30th Jun, 2022

Robbery rates plummet following police crackdown on organised city crime

Coventry Editorial 16th Feb, 2016 Updated: 28th Oct, 2016

ROBBERY rates in Coventry have plummeted in the last year as police crackdown on organised crime in the city.

Latest figures released by West Midlands Police reveal a 16 per cent reduction in robberies – including armed shop attacks – between April 2015 and February 2016 compared to the year before.

And the force argues this is thanks to success of Operation Blue Steel.

The initiative, aimed at ramping up pressure on gangs, is a multi-pronged attack on organised criminality in the city – not only pursuing criminals, but working alongside local people and organisations from preventing others from joining a life of crime.

By building up an intricate picture on the lifestyles of suspected criminals, Coventry police are able to find opportunities to disrupt their activity.

Coventry Police Chief Inspector Warren Little, said: “We get to know what benefits these individuals are claiming, what cars they drive, links to businesses, where they are living, and people they are linked to.

“It’s enabled us to uncover fraudulent benefit and housing claims – stripping suspects of a revenue stream – and we’ve also identified a number of fraudulent car insurance applications.

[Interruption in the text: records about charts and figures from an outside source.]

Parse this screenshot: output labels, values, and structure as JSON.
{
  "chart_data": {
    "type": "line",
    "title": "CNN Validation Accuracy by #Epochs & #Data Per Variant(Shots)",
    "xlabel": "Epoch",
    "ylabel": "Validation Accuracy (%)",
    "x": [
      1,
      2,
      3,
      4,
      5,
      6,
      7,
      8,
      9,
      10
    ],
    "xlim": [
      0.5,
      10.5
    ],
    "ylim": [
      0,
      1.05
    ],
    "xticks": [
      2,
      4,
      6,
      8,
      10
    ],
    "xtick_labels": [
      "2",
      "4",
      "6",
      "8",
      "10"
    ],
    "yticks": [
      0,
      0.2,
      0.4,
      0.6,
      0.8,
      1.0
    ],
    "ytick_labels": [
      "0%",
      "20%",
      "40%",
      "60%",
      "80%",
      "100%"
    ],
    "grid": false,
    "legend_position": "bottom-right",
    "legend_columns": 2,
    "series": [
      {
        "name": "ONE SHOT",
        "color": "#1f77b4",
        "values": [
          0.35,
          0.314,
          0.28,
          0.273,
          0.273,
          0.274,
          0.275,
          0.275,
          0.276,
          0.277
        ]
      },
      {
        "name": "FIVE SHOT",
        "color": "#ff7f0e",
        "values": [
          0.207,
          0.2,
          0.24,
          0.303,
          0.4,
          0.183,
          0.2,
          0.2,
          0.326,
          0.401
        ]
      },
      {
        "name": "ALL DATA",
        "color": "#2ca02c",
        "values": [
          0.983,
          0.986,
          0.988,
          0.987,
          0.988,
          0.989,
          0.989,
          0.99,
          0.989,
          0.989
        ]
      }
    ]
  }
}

Ch Insp Little described how one gang member changed his age, occupation and marital status four times on insurance forms before he was caught for fraud and banned from driving.

Last September, another man was jailed for conspiracy to burgle homes in Warwickshire after information supplied to Operation Blue Steel showed he was driving a scrap metal van without the appropriate works licence.

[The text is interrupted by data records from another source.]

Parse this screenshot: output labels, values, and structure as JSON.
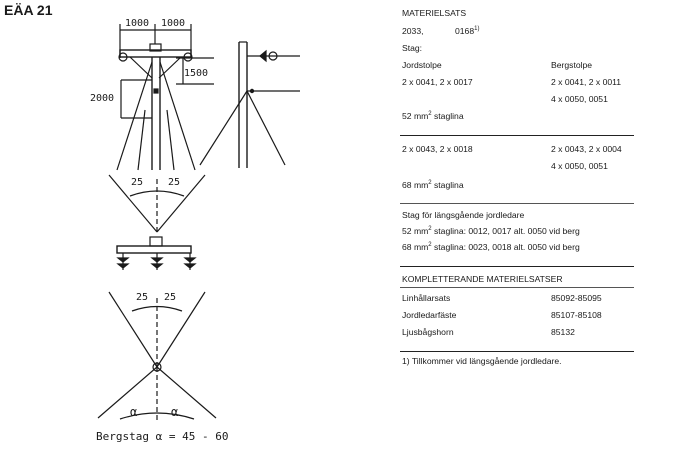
{
  "code": "EÄA 21",
  "drawing": {
    "dim_left": "1000",
    "dim_right": "1000",
    "dim_1500": "1500",
    "dim_2000": "2000",
    "angle_a": "25",
    "angle_b": "25",
    "angle_c": "25",
    "angle_d": "25",
    "alpha_left": "α",
    "alpha_right": "α",
    "caption": "Bergstag  α = 45 - 60"
  },
  "materielsats": {
    "title": "MATERIELSATS",
    "number": "2033,",
    "number2": "0168",
    "note_mark": "1)",
    "stag_label": "Stag:",
    "col1_head": "Jordstolpe",
    "col2_head": "Bergstolpe",
    "row1_col1": "2 x 0041, 2 x 0017",
    "row1_col2": "2 x 0041, 2 x 0011",
    "row1b_col2": "4 x 0050, 0051",
    "line1_label": "52 mm",
    "line1_sup": "2",
    "line1_suffix": " staglina",
    "row2_col1": "2 x 0043, 2 x 0018",
    "row2_col2": "2 x 0043, 2 x 0004",
    "row2b_col2": "4 x 0050, 0051",
    "line2_label": "68 mm",
    "line2_sup": "2",
    "line2_suffix": " staglina"
  },
  "langsgaende": {
    "title": "Stag för längsgående jordledare",
    "l1_prefix": "52 mm",
    "l1_sup": "2",
    "l1_rest": " staglina: 0012, 0017 alt. 0050 vid berg",
    "l2_prefix": "68 mm",
    "l2_sup": "2",
    "l2_rest": " staglina: 0023, 0018 alt. 0050 vid berg"
  },
  "komplett": {
    "title": "KOMPLETTERANDE MATERIELSATSER",
    "rows": [
      {
        "name": "Linhållarsats",
        "value": "85092-85095"
      },
      {
        "name": "Jordledarfäste",
        "value": "85107-85108"
      },
      {
        "name": "Ljusbågshorn",
        "value": "85132"
      }
    ]
  },
  "footnote": "1) Tillkommer vid längsgående jordledare."
}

Detectives discovered the 32-year-old was using the scrap van as a front to scope burglary targets and he was later given a 40-month prison sentence for conspiracy to commit burglary.

Ch Insp Little, added: “We’re looking for intelligence that points to criminality: it could be someone declaring minimal income from a business but who’s driving around in a luxury car and lives in an expensive home.

“We’ll make all sorts of checks to ensure they are operating legally… and if we can unearth any information suggesting otherwise it affords us an opportunity to delve deeper.

“The partnership has worked brilliantly for Blue Steel and it’s a model West Midlands Police is looking to replicate across the force area.”